The mesh characteristics of these models at the last step of analysis are presented in
Table 4. The size of the models is dramatically decreased compared to the reference FE model.
Since the presented adaptive mesh refinement procedure is not a built-in feature of ANSYS APDL 2020R2 software, a special code is developed to guide the procedure. The code is used to create the mesh nodes in their respective positions and then to create the elements from those nodes. In order to transfer the results from one step of the analysis and use them as initial conditions for the next step, each node must maintain the same number throughout the process. The numbering technique ensures that each node retains the same identifier throughout the adaptive mesh refinement process, regardless of its location in a dense or coarse mesh region. That way, continuity and consistency in node numbering are maintained, facilitating the accurate transfer of analysis results and application of initial conditions in subsequent analysis steps.

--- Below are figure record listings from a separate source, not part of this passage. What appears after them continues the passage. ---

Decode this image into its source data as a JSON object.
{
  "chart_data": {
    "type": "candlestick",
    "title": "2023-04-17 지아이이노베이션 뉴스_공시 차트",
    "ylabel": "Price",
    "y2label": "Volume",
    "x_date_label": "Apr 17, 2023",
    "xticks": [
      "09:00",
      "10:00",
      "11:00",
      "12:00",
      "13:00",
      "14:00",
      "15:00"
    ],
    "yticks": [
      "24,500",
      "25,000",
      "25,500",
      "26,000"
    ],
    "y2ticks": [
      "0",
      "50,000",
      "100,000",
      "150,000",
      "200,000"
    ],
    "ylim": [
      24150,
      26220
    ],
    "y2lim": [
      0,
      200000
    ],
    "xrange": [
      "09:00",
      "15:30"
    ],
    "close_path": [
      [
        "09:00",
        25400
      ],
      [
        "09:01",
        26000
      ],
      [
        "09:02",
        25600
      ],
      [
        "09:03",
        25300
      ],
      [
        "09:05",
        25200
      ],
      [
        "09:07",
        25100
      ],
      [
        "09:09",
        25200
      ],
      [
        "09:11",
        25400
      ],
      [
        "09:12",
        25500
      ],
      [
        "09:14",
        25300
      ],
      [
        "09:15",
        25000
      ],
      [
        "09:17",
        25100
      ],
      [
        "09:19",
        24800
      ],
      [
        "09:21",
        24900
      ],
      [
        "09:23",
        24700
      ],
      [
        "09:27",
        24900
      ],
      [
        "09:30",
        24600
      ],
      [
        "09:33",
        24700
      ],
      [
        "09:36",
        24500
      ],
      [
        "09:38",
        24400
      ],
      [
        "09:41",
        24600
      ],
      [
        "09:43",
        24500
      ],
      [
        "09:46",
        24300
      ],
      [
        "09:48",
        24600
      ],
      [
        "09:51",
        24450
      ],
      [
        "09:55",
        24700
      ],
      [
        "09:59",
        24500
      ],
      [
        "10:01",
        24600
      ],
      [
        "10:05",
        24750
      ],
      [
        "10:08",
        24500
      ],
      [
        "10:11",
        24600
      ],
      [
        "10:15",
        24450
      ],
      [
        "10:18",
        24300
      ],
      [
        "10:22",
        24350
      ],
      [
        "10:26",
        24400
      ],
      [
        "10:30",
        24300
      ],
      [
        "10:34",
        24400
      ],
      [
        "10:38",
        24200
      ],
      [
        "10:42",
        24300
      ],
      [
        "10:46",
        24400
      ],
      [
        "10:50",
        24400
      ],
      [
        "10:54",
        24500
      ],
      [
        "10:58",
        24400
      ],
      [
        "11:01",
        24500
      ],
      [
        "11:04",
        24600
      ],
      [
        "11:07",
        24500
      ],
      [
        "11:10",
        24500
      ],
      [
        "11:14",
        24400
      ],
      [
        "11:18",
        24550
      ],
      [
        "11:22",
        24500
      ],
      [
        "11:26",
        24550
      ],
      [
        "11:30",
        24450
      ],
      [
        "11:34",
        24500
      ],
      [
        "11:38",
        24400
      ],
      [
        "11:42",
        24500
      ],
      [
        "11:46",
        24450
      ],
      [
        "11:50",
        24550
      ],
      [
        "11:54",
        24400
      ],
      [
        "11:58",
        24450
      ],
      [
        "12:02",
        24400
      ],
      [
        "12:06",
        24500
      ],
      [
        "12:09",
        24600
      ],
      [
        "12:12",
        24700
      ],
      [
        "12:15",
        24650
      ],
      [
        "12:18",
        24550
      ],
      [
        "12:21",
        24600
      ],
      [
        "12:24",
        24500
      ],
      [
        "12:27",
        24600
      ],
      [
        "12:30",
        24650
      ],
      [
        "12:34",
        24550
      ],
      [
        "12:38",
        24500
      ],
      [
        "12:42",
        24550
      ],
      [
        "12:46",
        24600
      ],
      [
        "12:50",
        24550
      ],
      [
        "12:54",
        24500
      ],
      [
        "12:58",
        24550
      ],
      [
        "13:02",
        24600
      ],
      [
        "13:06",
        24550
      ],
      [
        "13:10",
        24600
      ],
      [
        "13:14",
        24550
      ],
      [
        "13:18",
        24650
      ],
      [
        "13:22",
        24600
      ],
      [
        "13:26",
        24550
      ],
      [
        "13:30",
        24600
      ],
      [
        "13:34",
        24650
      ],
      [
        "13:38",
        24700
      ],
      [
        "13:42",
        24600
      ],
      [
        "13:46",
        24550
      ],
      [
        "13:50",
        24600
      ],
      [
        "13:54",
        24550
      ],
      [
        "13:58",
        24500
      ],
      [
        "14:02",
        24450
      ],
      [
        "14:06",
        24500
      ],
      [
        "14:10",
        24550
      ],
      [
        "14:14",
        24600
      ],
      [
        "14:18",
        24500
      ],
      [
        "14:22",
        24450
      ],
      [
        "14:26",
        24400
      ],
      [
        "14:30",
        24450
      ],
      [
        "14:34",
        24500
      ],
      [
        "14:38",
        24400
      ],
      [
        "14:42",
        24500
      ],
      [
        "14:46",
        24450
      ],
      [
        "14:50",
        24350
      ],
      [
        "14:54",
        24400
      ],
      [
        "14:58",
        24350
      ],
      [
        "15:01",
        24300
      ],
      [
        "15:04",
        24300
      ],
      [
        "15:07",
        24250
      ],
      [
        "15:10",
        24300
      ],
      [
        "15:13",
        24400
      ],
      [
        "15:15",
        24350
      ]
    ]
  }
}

At the beginning of the processing of a new layer, powder material properties are attributed to all elements of this layer. During the evolution of the L-PBF process, when the elements reach the melting temperature of the processed alloy, they solidify and solid material properties are assigned. In all models, the convection coefficient is considered equal to 20 W/m
2⋅°C, a value also considered in the relative literature [
30].
4. Conclusions
In this paper, an efficient thermomechanical modeling method demonstrated at the meso-scale simulation of L-PBF fabrication of open-cell lattice materials is presented. The modeling approach, based on adaptive mesh refinement techniques, accurately predicts temperature fields during the process, accounting for temperature-dependent material properties and laser scan pattern characteristics. To examine the effectiveness of the efficient model, its results are compared with those obtained from a conventional model that utilizes the ‘element birth and death’ technique. The adaptive model exhibits minor differences compared to the conventional model in estimating temperature fields during the process. However, it achieves this with only 25% of the computational time required by the conventional model, representing a significant reduction in computational cost.
Moreover, both models are employed to determine the final shape of the BCC unit cell by the elements that exceed the material’s melting point. Subsequently, the predicted diameter of the micro-struts in the BCC unit cell structure from our numerical simulations is compared to experimental measurements for validation purposes. The comparison demonstrated that the modeling results align with the scatter observed in experimental data, further validating the accuracy of the efficient modeling approach.
Although the modeling method has been demonstrated in the fabrication of a BCC lattice unit cell, it can be easily implemented for the simulation of lattice structures of various topologies. The predicted temperature fields can be further used as inputs to mechanical models for the analysis of residual stresses. Also, based on the total computational cost of the presented simulations, the modeling method can be expanded for the simulation of larger lattice structures.